A more recent statement from Berry announced the new logo will be introduced on the website and in print materials over the next few months. The new logo is meant to compliment, not replace the Berry seal, it said. Another statement from Briggs was also included in the statement.
“In changing our logo, we regret not paying sufficient attention to how it should be introduced and used as an abbreviated mark for social media,” Briggs said. “As a result, there is understandable confusion about what is being replaced and the color palette available with the new mark. The new heritage logo replaces the ‘experience it firsthand’ and block Berry logo.”
Jonathan Purser, president of the Berry Alumni Council, said he thinks it is wise for an organization to rebrand itself every now and then in order to stay relevant to the audiences they are trying to reach.
“Folks have every right to be passionate about an institution they love,” he said.
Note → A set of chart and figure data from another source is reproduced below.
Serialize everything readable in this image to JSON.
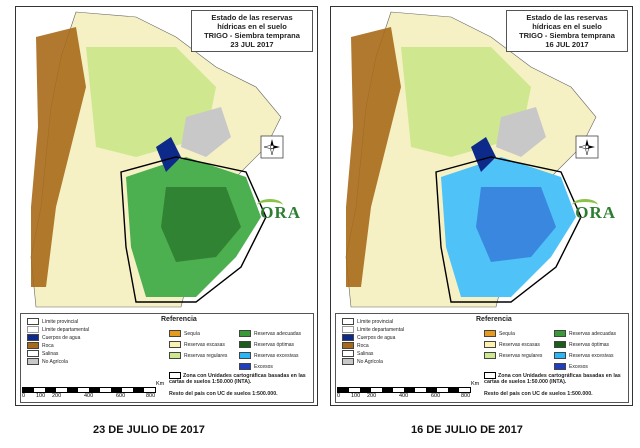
{
  "panels": [
    {
      "title_line1": "Estado de las reservas",
      "title_line2": "hídricas en el suelo",
      "title_line3": "TRIGO - Siembra temprana",
      "title_line4": "23 JUL 2017",
      "caption": "23 DE JULIO DE 2017",
      "wet_color": "#4caf50"
    },
    {
      "title_line1": "Estado de las reservas",
      "title_line2": "hídricas en el suelo",
      "title_line3": "TRIGO - Siembra temprana",
      "title_line4": "16 JUL 2017",
      "caption": "16 DE JULIO DE 2017",
      "wet_color": "#4fc3f7"
    }
  ],
  "logo_text": "ORA",
  "legend": {
    "title": "Referencia",
    "limits": [
      "Límite provincial",
      "Límite departamental",
      "Cuerpos de agua",
      "Roca",
      "Salinas",
      "No Agrícola"
    ],
    "classes": [
      {
        "label": "Sequía",
        "color": "#e69a1e"
      },
      {
        "label": "Reservas adecuadas",
        "color": "#3a9a3a"
      },
      {
        "label": "Reservas escasas",
        "color": "#fbf2b0"
      },
      {
        "label": "Reservas óptimas",
        "color": "#1a5e1a"
      },
      {
        "label": "Reservas regulares",
        "color": "#cfe88f"
      },
      {
        "label": "Reservas excesivas",
        "color": "#29b6f6"
      },
      {
        "label": "Excesos",
        "color": "#1f3fbf"
      }
    ],
    "limit_colors": {
      "water": "#0d2a8a",
      "rock": "#a86a1a",
      "salinas": "#ffffff",
      "no_agricola": "#c8c8c8"
    },
    "zone_text": "Zona con Unidades cartográficas basadas en las cartas de suelos 1:50.000 (INTA).",
    "rest_text": "Resto del país con UC de suelos 1:500.000."
  },
  "scale": {
    "ticks": [
      "0",
      "100",
      "200",
      "400",
      "600",
      "800"
    ],
    "unit": "Km"
  },
  "north_label": "N"
}
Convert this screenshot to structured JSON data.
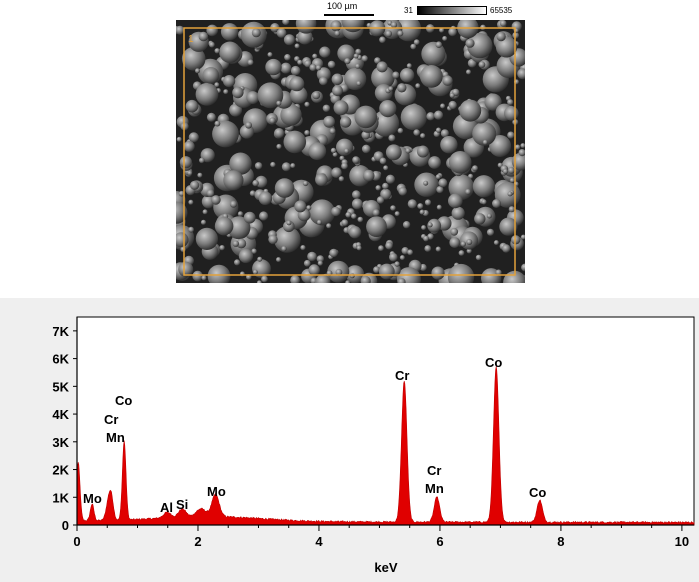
{
  "sem": {
    "scalebar_label": "100 µm",
    "colorbar_min": "31",
    "colorbar_max": "65535",
    "roi_label": "1",
    "roi_color": "#e2a13a"
  },
  "chart_data": {
    "type": "line",
    "title": "",
    "xlabel": "keV",
    "ylabel": "",
    "xlim": [
      0,
      10.2
    ],
    "ylim": [
      0,
      7500
    ],
    "x_ticks": [
      "0",
      "2",
      "4",
      "6",
      "8",
      "10"
    ],
    "y_ticks": [
      "0",
      "1K",
      "2K",
      "3K",
      "4K",
      "5K",
      "6K",
      "7K"
    ],
    "fill_color": "#e00000",
    "grid": false,
    "peaks": [
      {
        "label": "Mo",
        "kev": 0.25,
        "counts": 600
      },
      {
        "label": "Co",
        "kev": 0.78,
        "counts": 2850
      },
      {
        "label": "Al",
        "kev": 1.49,
        "counts": 200
      },
      {
        "label": "Si",
        "kev": 1.74,
        "counts": 300
      },
      {
        "label": "Mo",
        "kev": 2.29,
        "counts": 800
      },
      {
        "label": "Cr",
        "kev": 5.41,
        "counts": 5100
      },
      {
        "label": "Cr",
        "kev": 5.95,
        "counts": 900
      },
      {
        "label": "Co",
        "kev": 6.93,
        "counts": 5600
      },
      {
        "label": "Co",
        "kev": 7.65,
        "counts": 800
      }
    ],
    "annotations": [
      "Mo",
      "Co",
      "Cr",
      "Mn",
      "Al",
      "Si",
      "Mo",
      "Cr",
      "Cr",
      "Mn",
      "Co",
      "Co"
    ]
  }
}
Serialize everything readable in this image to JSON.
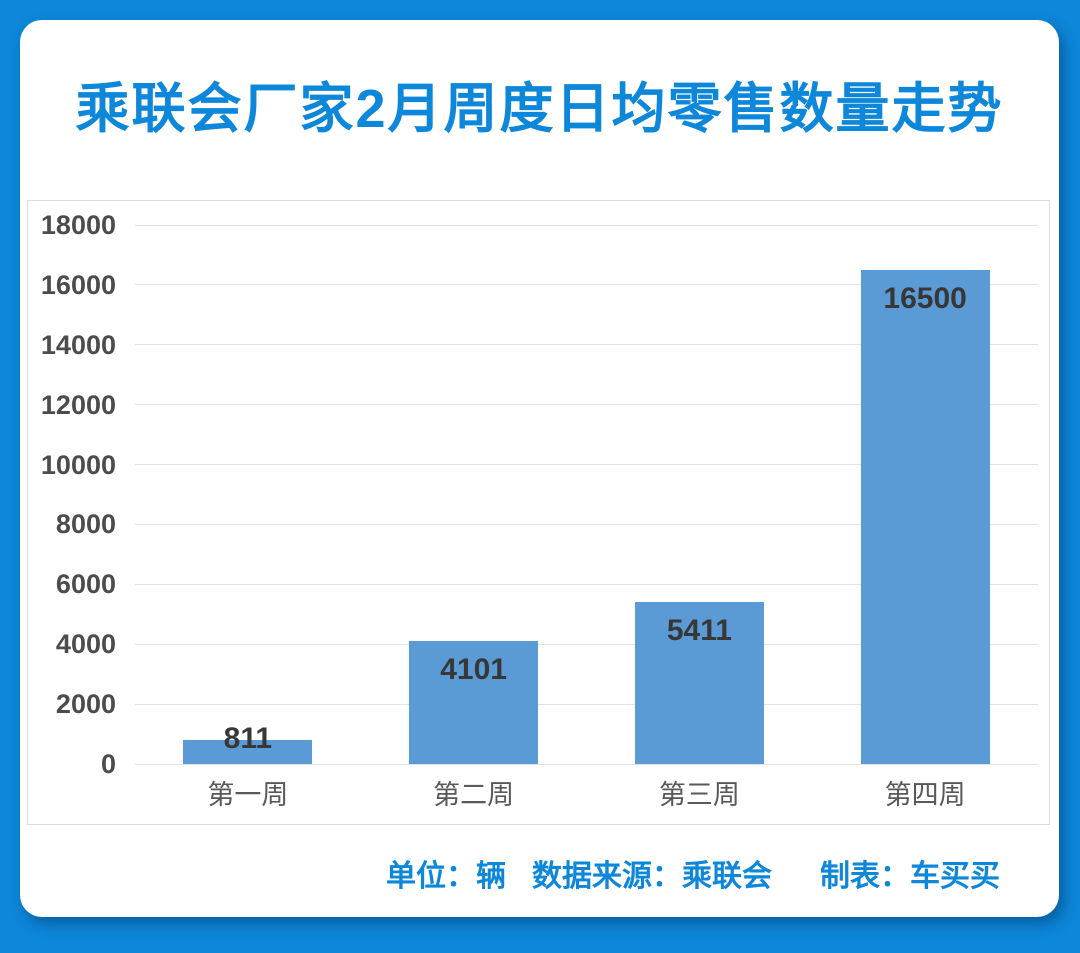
{
  "colors": {
    "frame_blue": "#0d87da",
    "title_blue": "#0d87da",
    "bar_fill": "#5b9bd5",
    "gridline": "#e3e3e3",
    "axis_text": "#4c4c4c",
    "data_label_text": "#373737",
    "footer_blue": "#0d87da"
  },
  "header": {
    "title": "乘联会厂家2月周度日均零售数量走势"
  },
  "chart_data": {
    "type": "bar",
    "title": "乘联会厂家2月周度日均零售数量走势",
    "categories": [
      "第一周",
      "第二周",
      "第三周",
      "第四周"
    ],
    "values": [
      811,
      4101,
      5411,
      16500
    ],
    "data_labels": [
      "811",
      "4101",
      "5411",
      "16500"
    ],
    "xlabel": "",
    "ylabel": "",
    "ylim": [
      0,
      18000
    ],
    "y_ticks": [
      0,
      2000,
      4000,
      6000,
      8000,
      10000,
      12000,
      14000,
      16000,
      18000
    ],
    "grid": "horizontal",
    "legend": "none",
    "unit": "辆"
  },
  "footer": {
    "unit": "单位：辆",
    "source": "数据来源：乘联会",
    "credit": "制表：车买买"
  }
}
Purser said he understands people are divided over this issue, mentioning he had dinner with a friend recently who disliked the logo, but feels there has been a misunderstanding. Purser said he saw a presentation of the rebranding in the spring and fall and honestly believes the college is just rebranding to stay relevant. He feels if the introduction had been handled a little better there would not be as much opposition.
When signing the petition signers were able to express why they disliked the logo. Here are a few of complaints from the Return the Berry College Logo to its Previous State petition:
“As a Third Generation Berry Alumni, our family recognizes the Tradition and Legacy of our Berry heritage. Cartoon logos are fine for some of the sports programs, but for a school that is referred to by many as a Southern Ivy League school, we should stick with our traditional Logo,” Eric Kines wrote.
“I love Berry College and feel this logo looks cheap and cartoonish. The color combination is unsettling,” Meaghan Walters wrote.
“This logo does not represent Berry,” Fran Myers wrote.